U.S. President Donald Trump’s administration has been ratcheting up its security strategy by closing ranks with India, Japan and Australia — influential democracies along the Indian and Pacific oceans — to counter China’s expanding economic presence. The U.S. Free and Open Indo-Pacific strategy cover a swath of the globe from the U.S. West Coast to the western seas off India.

The ideological choice that Washington is asking Sri Lanka and the Maldives to make comes with both countries beholden to China and its financial muscle. Multibillion-dollar loans arranged by Beijing have funded a new port, highways and other pieces of infrastructure in the nations, part of President Xi Jinping’s Belt and Road Initiative.

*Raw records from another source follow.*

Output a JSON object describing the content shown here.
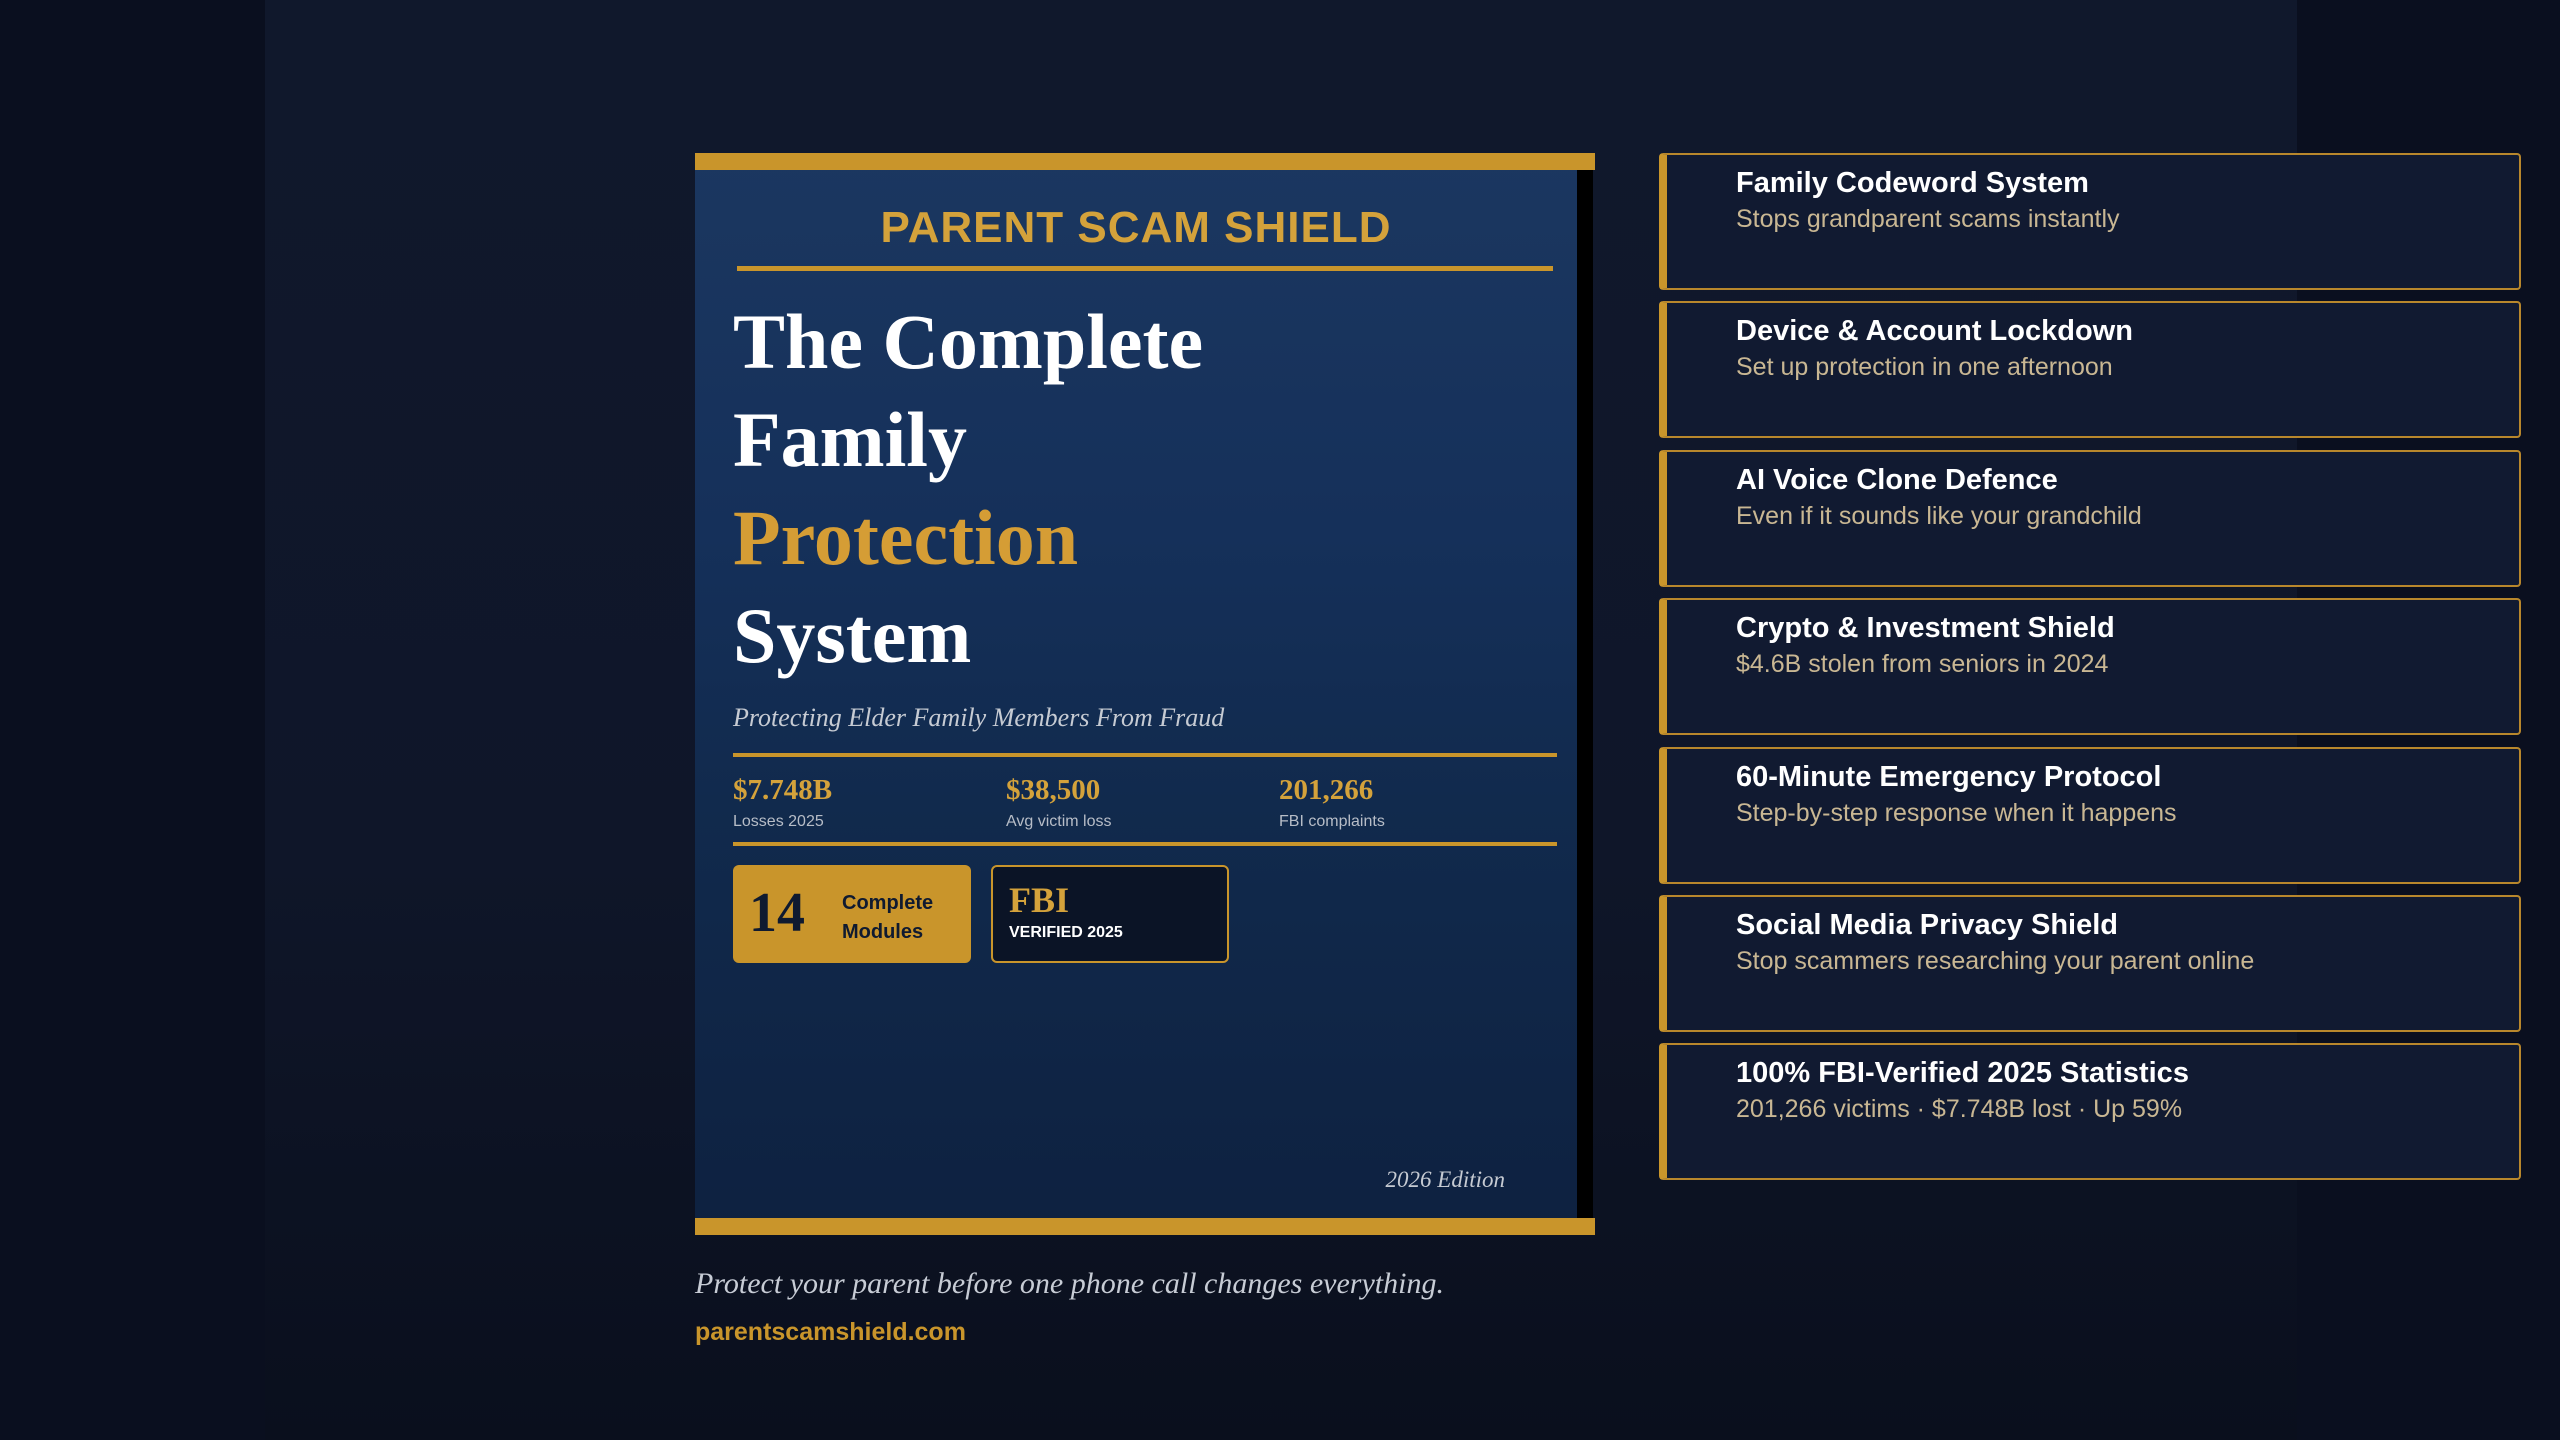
{
  "cover": {
    "brand": "PARENT SCAM SHIELD",
    "title_lines": [
      "The Complete",
      "Family",
      "Protection",
      "System"
    ],
    "subtitle": "Protecting Elder Family Members From Fraud",
    "stats": [
      {
        "value": "$7.748B",
        "label": "Losses 2025"
      },
      {
        "value": "$38,500",
        "label": "Avg victim loss"
      },
      {
        "value": "201,266",
        "label": "FBI complaints"
      }
    ],
    "modules_badge": {
      "number": "14",
      "label": "Complete Modules"
    },
    "fbi_badge": {
      "title": "FBI",
      "subtitle": "VERIFIED 2025"
    },
    "edition": "2026 Edition"
  },
  "tagline": "Protect your parent before one phone call changes everything.",
  "site_link": "parentscamshield.com",
  "features": [
    {
      "title": "Family Codeword System",
      "subtitle": "Stops grandparent scams instantly"
    },
    {
      "title": "Device & Account Lockdown",
      "subtitle": "Set up protection in one afternoon"
    },
    {
      "title": "AI Voice Clone Defence",
      "subtitle": "Even if it sounds like your grandchild"
    },
    {
      "title": "Crypto & Investment Shield",
      "subtitle": "$4.6B stolen from seniors in 2024"
    },
    {
      "title": "60-Minute Emergency Protocol",
      "subtitle": "Step-by-step response when it happens"
    },
    {
      "title": "Social Media Privacy Shield",
      "subtitle": "Stop scammers researching your parent online"
    },
    {
      "title": "100% FBI-Verified 2025 Statistics",
      "subtitle": "201,266 victims · $7.748B lost · Up 59%"
    }
  ],
  "colors": {
    "gold": "#c9952b",
    "navy": "#15305a",
    "background": "#0a0f1f"
  }
}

China’s infrastructure diplomacy has given it a secure hold in both countries, upending a monopoly that India, now a regional strategic ally of the U.S., had enjoyed for decades.

Seasoned foreign affairs analysts contend Washington is eying the “moral high ground” that China, under the iron grip of its ruling party, has little answer for. “This is not a rhetorical squeeze, but where they [the U.S.] are drawing the line by advancing a cluster of values,” Dayan Jayatilleka, Sri Lanka’s former ambassador to Russia, told Nikkei Asia.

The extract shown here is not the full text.